A scan is a photograph of a page. You can see the words, but your computer just sees pixels — which is why you cannot select, search, or edit the text. Making a scan editable means teaching the computer to read it. Here is how that works and where it goes wrong.
The technology that reads text out of an image is called OCR — optical character recognition. It looks at the shapes in the picture, matches them to letters, and produces real, selectable text. Without it, a scanned PDF is a wall of images; with it, the same file becomes searchable, copyable, and editable.
OCR works best when the page is clean and the type is ordinary. It scans for shapes it recognizes as characters, assembles them into words using a dictionary to resolve ambiguity, and lays the recognized text invisibly behind the image so the page still looks identical but is now searchable underneath.
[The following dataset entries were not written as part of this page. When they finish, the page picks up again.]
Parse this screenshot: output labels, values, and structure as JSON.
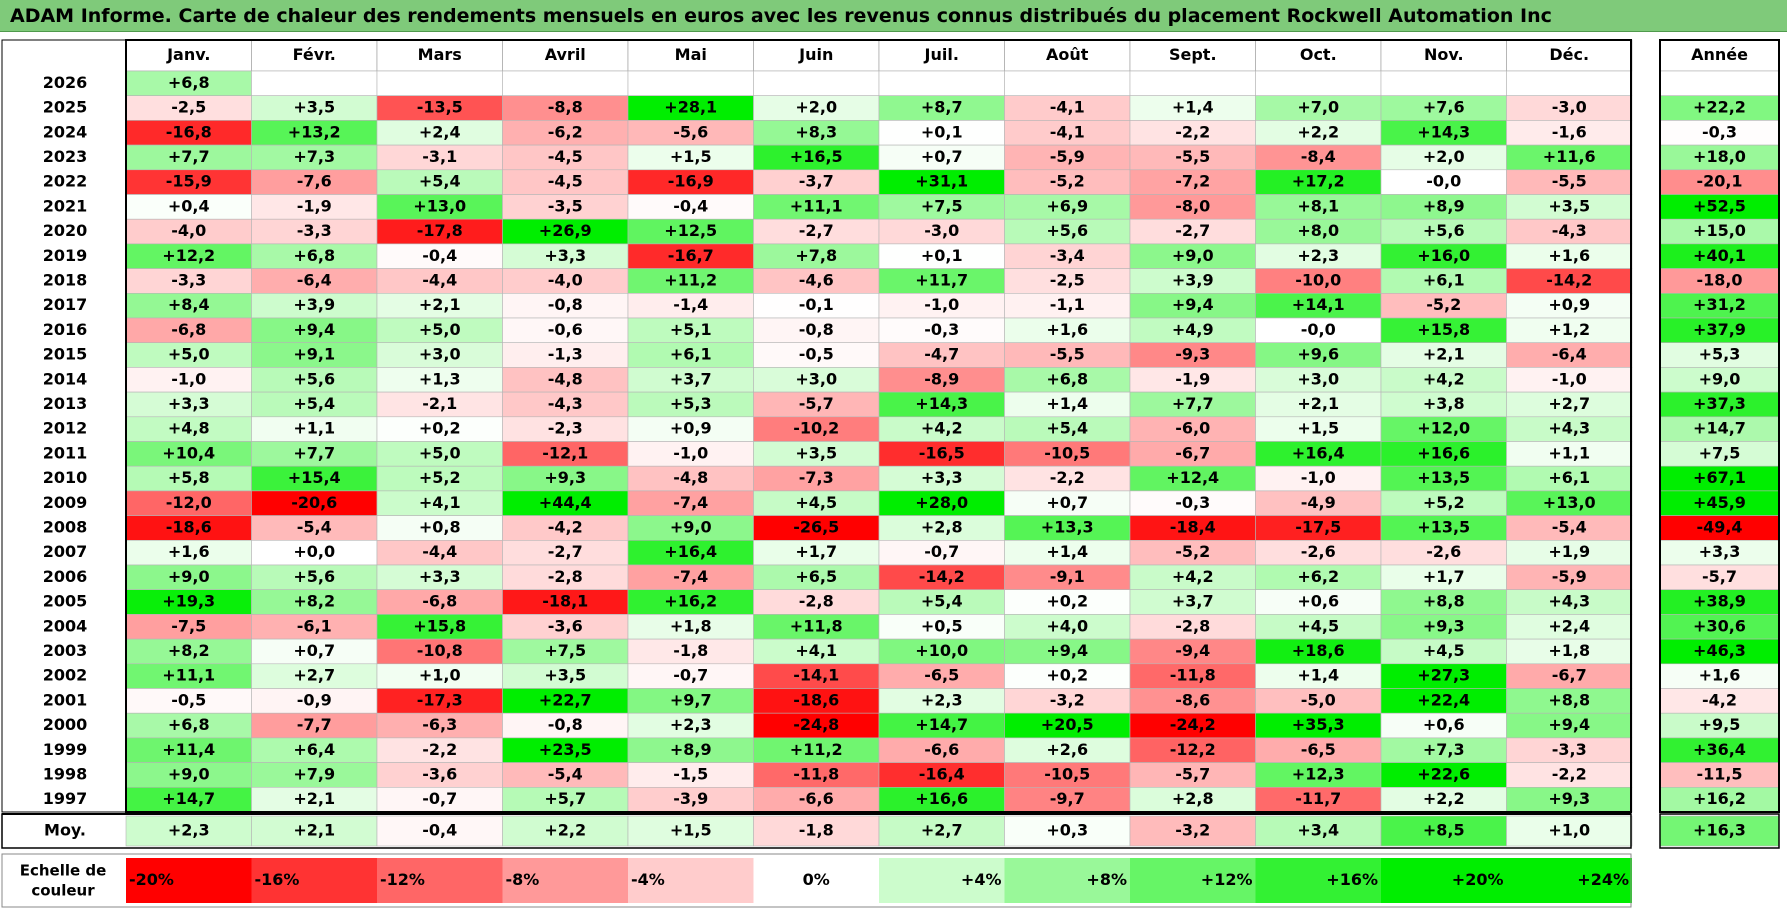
{
  "title": "ADAM Informe. Carte de chaleur des rendements mensuels en euros avec les revenus connus distribués du placement Rockwell Automation Inc",
  "year_header": "Année",
  "legend_label": "Echelle de couleur",
  "colors": {
    "deep_red": "#ff0000",
    "deep_green": "#00ee00",
    "title_bg": "#7fca7a"
  },
  "chart_data": {
    "type": "heatmap",
    "months": [
      "Janv.",
      "Févr.",
      "Mars",
      "Avril",
      "Mai",
      "Juin",
      "Juil.",
      "Août",
      "Sept.",
      "Oct.",
      "Nov.",
      "Déc."
    ],
    "rows": [
      {
        "year": "2026",
        "values": [
          "+6,8",
          "",
          "",
          "",
          "",
          "",
          "",
          "",
          "",
          "",
          "",
          ""
        ],
        "annual": ""
      },
      {
        "year": "2025",
        "values": [
          "-2,5",
          "+3,5",
          "-13,5",
          "-8,8",
          "+28,1",
          "+2,0",
          "+8,7",
          "-4,1",
          "+1,4",
          "+7,0",
          "+7,6",
          "-3,0"
        ],
        "annual": "+22,2"
      },
      {
        "year": "2024",
        "values": [
          "-16,8",
          "+13,2",
          "+2,4",
          "-6,2",
          "-5,6",
          "+8,3",
          "+0,1",
          "-4,1",
          "-2,2",
          "+2,2",
          "+14,3",
          "-1,6"
        ],
        "annual": "-0,3"
      },
      {
        "year": "2023",
        "values": [
          "+7,7",
          "+7,3",
          "-3,1",
          "-4,5",
          "+1,5",
          "+16,5",
          "+0,7",
          "-5,9",
          "-5,5",
          "-8,4",
          "+2,0",
          "+11,6"
        ],
        "annual": "+18,0"
      },
      {
        "year": "2022",
        "values": [
          "-15,9",
          "-7,6",
          "+5,4",
          "-4,5",
          "-16,9",
          "-3,7",
          "+31,1",
          "-5,2",
          "-7,2",
          "+17,2",
          "-0,0",
          "-5,5"
        ],
        "annual": "-20,1"
      },
      {
        "year": "2021",
        "values": [
          "+0,4",
          "-1,9",
          "+13,0",
          "-3,5",
          "-0,4",
          "+11,1",
          "+7,5",
          "+6,9",
          "-8,0",
          "+8,1",
          "+8,9",
          "+3,5"
        ],
        "annual": "+52,5"
      },
      {
        "year": "2020",
        "values": [
          "-4,0",
          "-3,3",
          "-17,8",
          "+26,9",
          "+12,5",
          "-2,7",
          "-3,0",
          "+5,6",
          "-2,7",
          "+8,0",
          "+5,6",
          "-4,3"
        ],
        "annual": "+15,0"
      },
      {
        "year": "2019",
        "values": [
          "+12,2",
          "+6,8",
          "-0,4",
          "+3,3",
          "-16,7",
          "+7,8",
          "+0,1",
          "-3,4",
          "+9,0",
          "+2,3",
          "+16,0",
          "+1,6"
        ],
        "annual": "+40,1"
      },
      {
        "year": "2018",
        "values": [
          "-3,3",
          "-6,4",
          "-4,4",
          "-4,0",
          "+11,2",
          "-4,6",
          "+11,7",
          "-2,5",
          "+3,9",
          "-10,0",
          "+6,1",
          "-14,2"
        ],
        "annual": "-18,0"
      },
      {
        "year": "2017",
        "values": [
          "+8,4",
          "+3,9",
          "+2,1",
          "-0,8",
          "-1,4",
          "-0,1",
          "-1,0",
          "-1,1",
          "+9,4",
          "+14,1",
          "-5,2",
          "+0,9"
        ],
        "annual": "+31,2"
      },
      {
        "year": "2016",
        "values": [
          "-6,8",
          "+9,4",
          "+5,0",
          "-0,6",
          "+5,1",
          "-0,8",
          "-0,3",
          "+1,6",
          "+4,9",
          "-0,0",
          "+15,8",
          "+1,2"
        ],
        "annual": "+37,9"
      },
      {
        "year": "2015",
        "values": [
          "+5,0",
          "+9,1",
          "+3,0",
          "-1,3",
          "+6,1",
          "-0,5",
          "-4,7",
          "-5,5",
          "-9,3",
          "+9,6",
          "+2,1",
          "-6,4"
        ],
        "annual": "+5,3"
      },
      {
        "year": "2014",
        "values": [
          "-1,0",
          "+5,6",
          "+1,3",
          "-4,8",
          "+3,7",
          "+3,0",
          "-8,9",
          "+6,8",
          "-1,9",
          "+3,0",
          "+4,2",
          "-1,0"
        ],
        "annual": "+9,0"
      },
      {
        "year": "2013",
        "values": [
          "+3,3",
          "+5,4",
          "-2,1",
          "-4,3",
          "+5,3",
          "-5,7",
          "+14,3",
          "+1,4",
          "+7,7",
          "+2,1",
          "+3,8",
          "+2,7"
        ],
        "annual": "+37,3"
      },
      {
        "year": "2012",
        "values": [
          "+4,8",
          "+1,1",
          "+0,2",
          "-2,3",
          "+0,9",
          "-10,2",
          "+4,2",
          "+5,4",
          "-6,0",
          "+1,5",
          "+12,0",
          "+4,3"
        ],
        "annual": "+14,7"
      },
      {
        "year": "2011",
        "values": [
          "+10,4",
          "+7,7",
          "+5,0",
          "-12,1",
          "-1,0",
          "+3,5",
          "-16,5",
          "-10,5",
          "-6,7",
          "+16,4",
          "+16,6",
          "+1,1"
        ],
        "annual": "+7,5"
      },
      {
        "year": "2010",
        "values": [
          "+5,8",
          "+15,4",
          "+5,2",
          "+9,3",
          "-4,8",
          "-7,3",
          "+3,3",
          "-2,2",
          "+12,4",
          "-1,0",
          "+13,5",
          "+6,1"
        ],
        "annual": "+67,1"
      },
      {
        "year": "2009",
        "values": [
          "-12,0",
          "-20,6",
          "+4,1",
          "+44,4",
          "-7,4",
          "+4,5",
          "+28,0",
          "+0,7",
          "-0,3",
          "-4,9",
          "+5,2",
          "+13,0"
        ],
        "annual": "+45,9"
      },
      {
        "year": "2008",
        "values": [
          "-18,6",
          "-5,4",
          "+0,8",
          "-4,2",
          "+9,0",
          "-26,5",
          "+2,8",
          "+13,3",
          "-18,4",
          "-17,5",
          "+13,5",
          "-5,4"
        ],
        "annual": "-49,4"
      },
      {
        "year": "2007",
        "values": [
          "+1,6",
          "+0,0",
          "-4,4",
          "-2,7",
          "+16,4",
          "+1,7",
          "-0,7",
          "+1,4",
          "-5,2",
          "-2,6",
          "-2,6",
          "+1,9"
        ],
        "annual": "+3,3"
      },
      {
        "year": "2006",
        "values": [
          "+9,0",
          "+5,6",
          "+3,3",
          "-2,8",
          "-7,4",
          "+6,5",
          "-14,2",
          "-9,1",
          "+4,2",
          "+6,2",
          "+1,7",
          "-5,9"
        ],
        "annual": "-5,7"
      },
      {
        "year": "2005",
        "values": [
          "+19,3",
          "+8,2",
          "-6,8",
          "-18,1",
          "+16,2",
          "-2,8",
          "+5,4",
          "+0,2",
          "+3,7",
          "+0,6",
          "+8,8",
          "+4,3"
        ],
        "annual": "+38,9"
      },
      {
        "year": "2004",
        "values": [
          "-7,5",
          "-6,1",
          "+15,8",
          "-3,6",
          "+1,8",
          "+11,8",
          "+0,5",
          "+4,0",
          "-2,8",
          "+4,5",
          "+9,3",
          "+2,4"
        ],
        "annual": "+30,6"
      },
      {
        "year": "2003",
        "values": [
          "+8,2",
          "+0,7",
          "-10,8",
          "+7,5",
          "-1,8",
          "+4,1",
          "+10,0",
          "+9,4",
          "-9,4",
          "+18,6",
          "+4,5",
          "+1,8"
        ],
        "annual": "+46,3"
      },
      {
        "year": "2002",
        "values": [
          "+11,1",
          "+2,7",
          "+1,0",
          "+3,5",
          "-0,7",
          "-14,1",
          "-6,5",
          "+0,2",
          "-11,8",
          "+1,4",
          "+27,3",
          "-6,7"
        ],
        "annual": "+1,6"
      },
      {
        "year": "2001",
        "values": [
          "-0,5",
          "-0,9",
          "-17,3",
          "+22,7",
          "+9,7",
          "-18,6",
          "+2,3",
          "-3,2",
          "-8,6",
          "-5,0",
          "+22,4",
          "+8,8"
        ],
        "annual": "-4,2"
      },
      {
        "year": "2000",
        "values": [
          "+6,8",
          "-7,7",
          "-6,3",
          "-0,8",
          "+2,3",
          "-24,8",
          "+14,7",
          "+20,5",
          "-24,2",
          "+35,3",
          "+0,6",
          "+9,4"
        ],
        "annual": "+9,5"
      },
      {
        "year": "1999",
        "values": [
          "+11,4",
          "+6,4",
          "-2,2",
          "+23,5",
          "+8,9",
          "+11,2",
          "-6,6",
          "+2,6",
          "-12,2",
          "-6,5",
          "+7,3",
          "-3,3"
        ],
        "annual": "+36,4"
      },
      {
        "year": "1998",
        "values": [
          "+9,0",
          "+7,9",
          "-3,6",
          "-5,4",
          "-1,5",
          "-11,8",
          "-16,4",
          "-10,5",
          "-5,7",
          "+12,3",
          "+22,6",
          "-2,2"
        ],
        "annual": "-11,5"
      },
      {
        "year": "1997",
        "values": [
          "+14,7",
          "+2,1",
          "-0,7",
          "+5,7",
          "-3,9",
          "-6,6",
          "+16,6",
          "-9,7",
          "+2,8",
          "-11,7",
          "+2,2",
          "+9,3"
        ],
        "annual": "+16,2"
      }
    ],
    "average": {
      "label": "Moy.",
      "values": [
        "+2,3",
        "+2,1",
        "-0,4",
        "+2,2",
        "+1,5",
        "-1,8",
        "+2,7",
        "+0,3",
        "-3,2",
        "+3,4",
        "+8,5",
        "+1,0"
      ],
      "annual": "+16,3"
    },
    "scale": [
      "-20%",
      "-16%",
      "-12%",
      "-8%",
      "-4%",
      "0%",
      "+4%",
      "+8%",
      "+12%",
      "+16%",
      "+20%",
      "+24%"
    ],
    "scale_values": [
      -20,
      -16,
      -12,
      -8,
      -4,
      0,
      4,
      8,
      12,
      16,
      20,
      24
    ]
  }
}
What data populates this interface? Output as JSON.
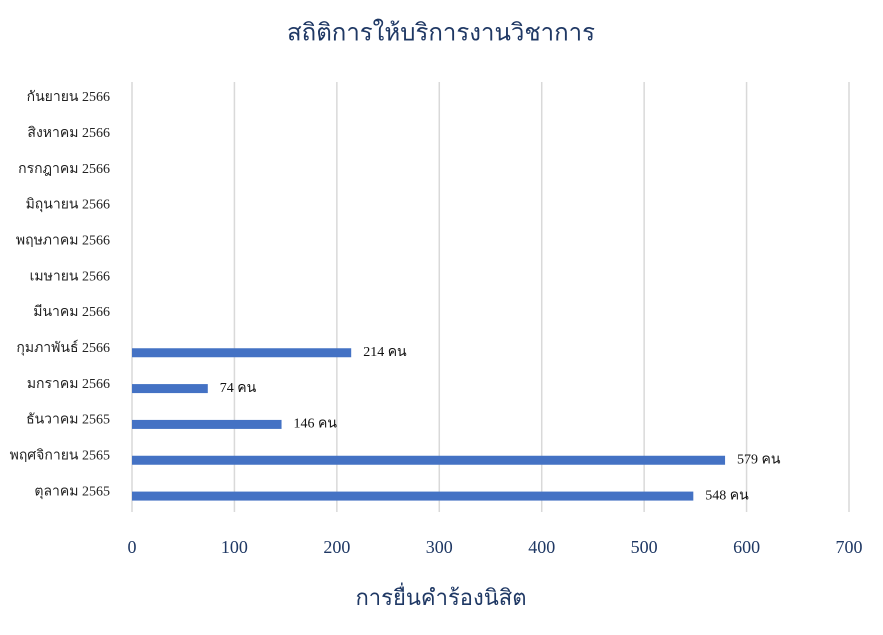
{
  "chart_data": {
    "type": "barh",
    "title": "สถิติการให้บริการงานวิชาการ",
    "x_label": "การยื่นคำร้องนิสิต",
    "categories": [
      "ตุลาคม 2565",
      "พฤศจิกายน 2565",
      "ธันวาคม 2565",
      "มกราคม 2566",
      "กุมภาพันธ์ 2566",
      "มีนาคม 2566",
      "เมษายน 2566",
      "พฤษภาคม 2566",
      "มิถุนายน 2566",
      "กรกฎาคม 2566",
      "สิงหาคม 2566",
      "กันยายน 2566"
    ],
    "values": [
      548,
      579,
      146,
      74,
      214,
      null,
      null,
      null,
      null,
      null,
      null,
      null
    ],
    "value_labels": [
      "548 คน",
      "579 คน",
      "146 คน",
      "74 คน",
      "214 คน",
      null,
      null,
      null,
      null,
      null,
      null,
      null
    ],
    "color": "#4472c4",
    "xlim": [
      0,
      700
    ],
    "xticks": [
      0,
      100,
      200,
      300,
      400,
      500,
      600,
      700
    ],
    "grid": true
  }
}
That dictionary step is why context matters. OCR is more confident about "the meeting" than about a random product code, because the surrounding words help it choose between a lowercase "L" and the number "1," or between a capital "O" and a zero.
Quality in, quality out. A crisp 300-dpi scan of printed text converts almost flawlessly. A crumpled receipt photographed at an angle in dim light converts badly. The usual culprits are low resolution, skew, shadows, faint ink, and unusual fonts. Handwriting is the hardest of all — general OCR handles neat printing far better than cursive, and messy handwriting may not convert usefully at all.
Tables and multi-column layouts add another challenge, because the text might be read in the wrong order — across columns instead of down them — even when each individual word is recognized correctly.
Feed OCR the best image you can. Scan at a higher resolution rather than a lower one, straighten the page, and get even lighting if you are photographing rather than scanning. If you have any choice in the matter, a flatbed scan beats a phone photo, and a phone photo taken straight-on in good light beats one taken at an angle.
After OCR, always proofread numbers and names. These are exactly the places where a single misread character does the most damage and where the dictionary cannot help, because a name or an account number is not a word it can check.